The honest state. The 14-month persistence test could distinguish psilocybin from escitalopram if (1) psilocybin's openness gain persists at 14 months (as MacLean found for the mystical subgroup) while escitalopram's decays, or (2) both persist equally (supporting the general-therapeutic-response reading). The Weiss trial's 6-month equality cannot adjudicate because no 14-month data exists for either condition. The MacLean 14-month persistence was subgroup-specific (mystical experience only), and the Weiss trial did not test the subgroup — so a 14-month follow-up of the Weiss cohort, split by mystical experience, is the design that would distinguish the two readings. The SSRI relapse evidence suggests escitalopram's symptom relief (and possibly its openness byproduct) may decay after discontinuation, but personality traits are more stable than symptoms, and a "trait crystallization" pathway could let escitalopram's openness gain persist through behavioral reinforcement even after the symptom relief fades. The prediction from the widening hypothesis: psilocybin's mystical subgroup persists at 14 months, psilocybin's non-mystical subgroup and escitalopram's group both decay, and the whole-group comparison (which the Weiss trial would report) shows psilocybin ahead at 14 months because the mystical subgroup pulls the average up. The prediction from the general-therapeutic-response hypothesis: both groups decay equally, and the whole-group comparison stays equal at 14 months. The 14-month follow-up of the Weiss cohort is buildable and unbuilt.

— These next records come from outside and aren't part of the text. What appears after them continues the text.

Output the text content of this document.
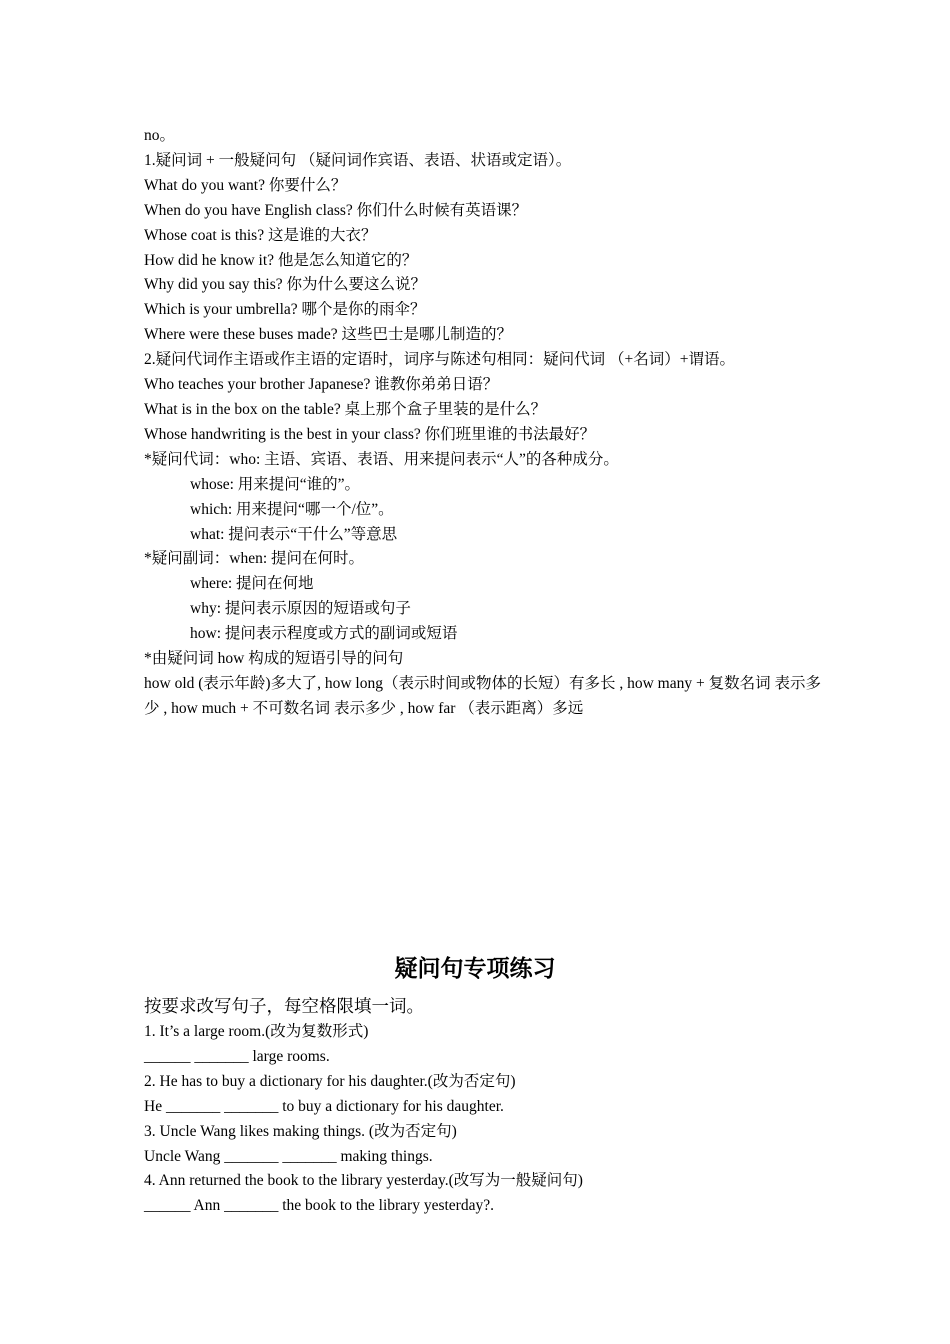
no。
1.疑问词 + 一般疑问句 （疑问词作宾语、表语、状语或定语）。
What do you want? 你要什么？
When do you have English class? 你们什么时候有英语课？
Whose coat is this? 这是谁的大衣？
How did he know it? 他是怎么知道它的？
Why did you say this? 你为什么要这么说？
Which is your umbrella? 哪个是你的雨伞？
Where were these buses made? 这些巴士是哪儿制造的？
2.疑问代词作主语或作主语的定语时，词序与陈述句相同：疑问代词 （+名词）+谓语。
Who teaches your brother Japanese? 谁教你弟弟日语？
What is in the box on the table? 桌上那个盒子里装的是什么？
Whose handwriting is the best in your class? 你们班里谁的书法最好？
*疑问代词：who: 主语、宾语、表语、用来提问表示“人”的各种成分。
whose: 用来提问“谁的”。
which: 用来提问“哪一个/位”。
what: 提问表示“干什么”等意思
*疑问副词：when: 提问在何时。
where: 提问在何地
why: 提问表示原因的短语或句子
how: 提问表示程度或方式的副词或短语
*由疑问词 how 构成的短语引导的问句
how old (表示年龄)多大了, how long（表示时间或物体的长短）有多长 , how many + 复数名词 表示多少 , how much + 不可数名词 表示多少 , how far （表示距离）多远
疑问句专项练习
按要求改写句子，每空格限填一词。
1. It’s a large room.(改为复数形式)
______ _______ large rooms.
2. He has to buy a dictionary for his daughter.(改为否定句)
He _______ _______ to buy a dictionary for his daughter.
3. Uncle Wang likes making things. (改为否定句)
Uncle Wang _______ _______ making things.
4. Ann returned the book to the library yesterday.(改写为一般疑问句)
______ Ann _______ the book to the library yesterday?.
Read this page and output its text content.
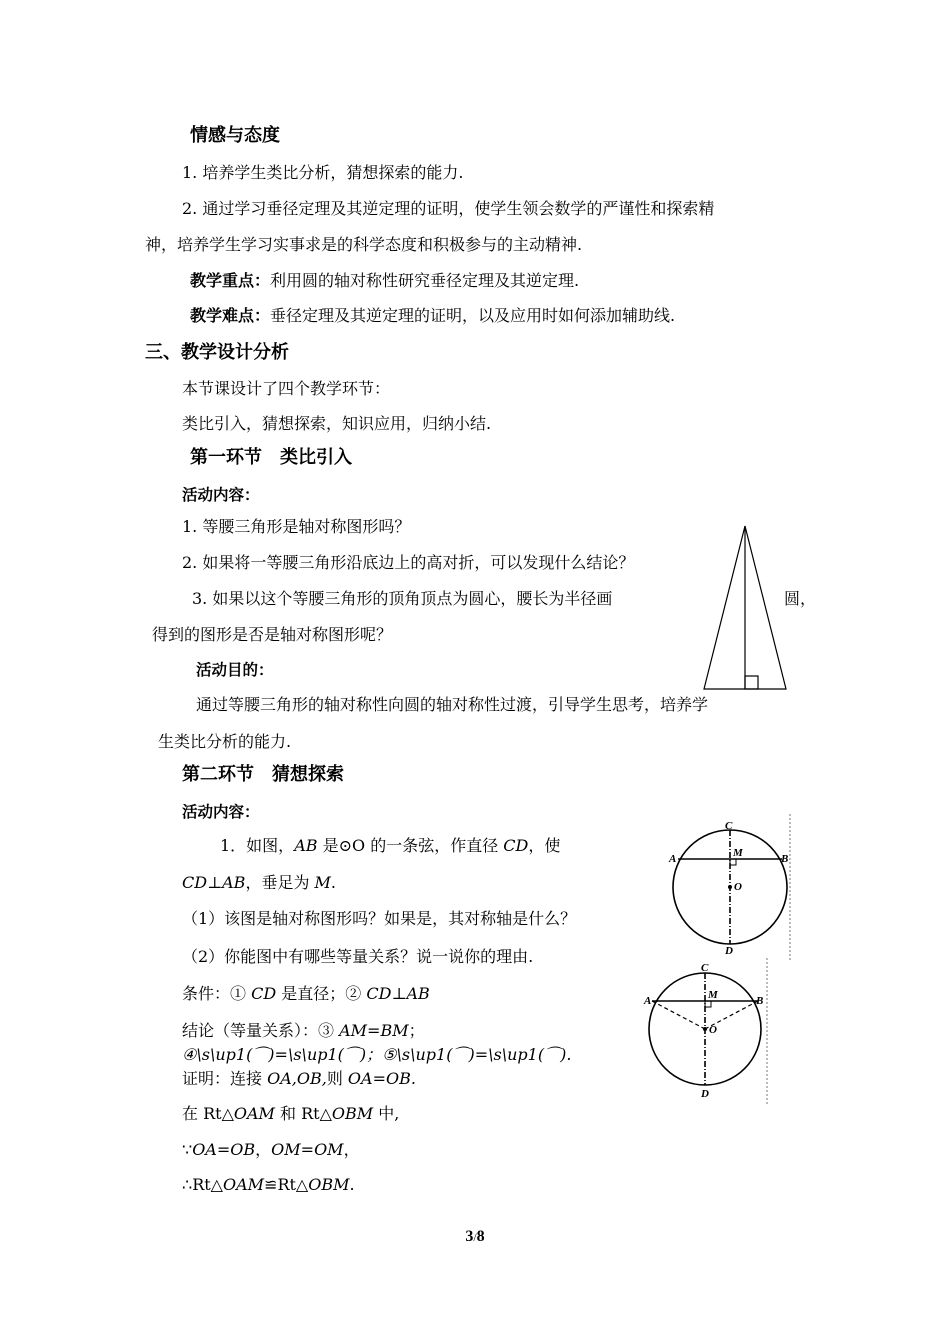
情感与态度
1. 培养学生类比分析，猜想探索的能力.
2. 通过学习垂径定理及其逆定理的证明，使学生领会数学的严谨性和探索精
神，培养学生学习实事求是的科学态度和积极参与的主动精神.
教学重点：利用圆的轴对称性研究垂径定理及其逆定理.
教学难点：垂径定理及其逆定理的证明，以及应用时如何添加辅助线.
三、教学设计分析
本节课设计了四个教学环节：
类比引入，猜想探索，知识应用，归纳小结.
第一环节　类比引入
活动内容：
1. 等腰三角形是轴对称图形吗？
2. 如果将一等腰三角形沿底边上的高对折，可以发现什么结论？
3. 如果以这个等腰三角形的顶角顶点为圆心，腰长为半径画	圆，
得到的图形是否是轴对称图形呢？
活动目的：
通过等腰三角形的轴对称性向圆的轴对称性过渡，引导学生思考，培养学
生类比分析的能力.
第二环节　猜想探索
活动内容：
1．如图，AB 是⊙O 的一条弦，作直径 CD，使
CD⊥AB，垂足为 M.
（1）该图是轴对称图形吗？如果是，其对称轴是什么？
（2）你能图中有哪些等量关系？说一说你的理由.
条件：① CD 是直径；② CD⊥AB
结论（等量关系）：③ AM=BM；
④\s\up1(⌒)=\s\up1(⌒)；⑤\s\up1(⌒)=\s\up1(⌒).
证明：连接 OA,OB,则 OA=OB.
在 Rt△OAM 和 Rt△OBM 中,
∵OA=OB，OM=OM，
∴Rt△OAM≌Rt△OBM.
C
A	B
M
O
D
C
A	B
M
O
D
3/8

uncertain: whether the Weiss trial's participants were still on escitalopram at the 6-month follow-up (if they were, the openness gain is "on-drug"; if they had discontinued, it is "off-drug"). The trial protocol (Davis et al. 2021) involved escitalopram for 6 weeks followed by a taper — so the 6-month follow-up was off-drug, meaning the openness gain at 6 months was already a persistence test, and it persisted equally to psilocybin. This weakens the "escitalopram's gain decays after discontinuation" prediction: if it had already decayed by 6 months and was still equal to psilocybin, the general-therapeutic-response reading is strengthened. But 6 months off-drug is not 14 months, and the trait crystallization pathway may operate on a longer timescale.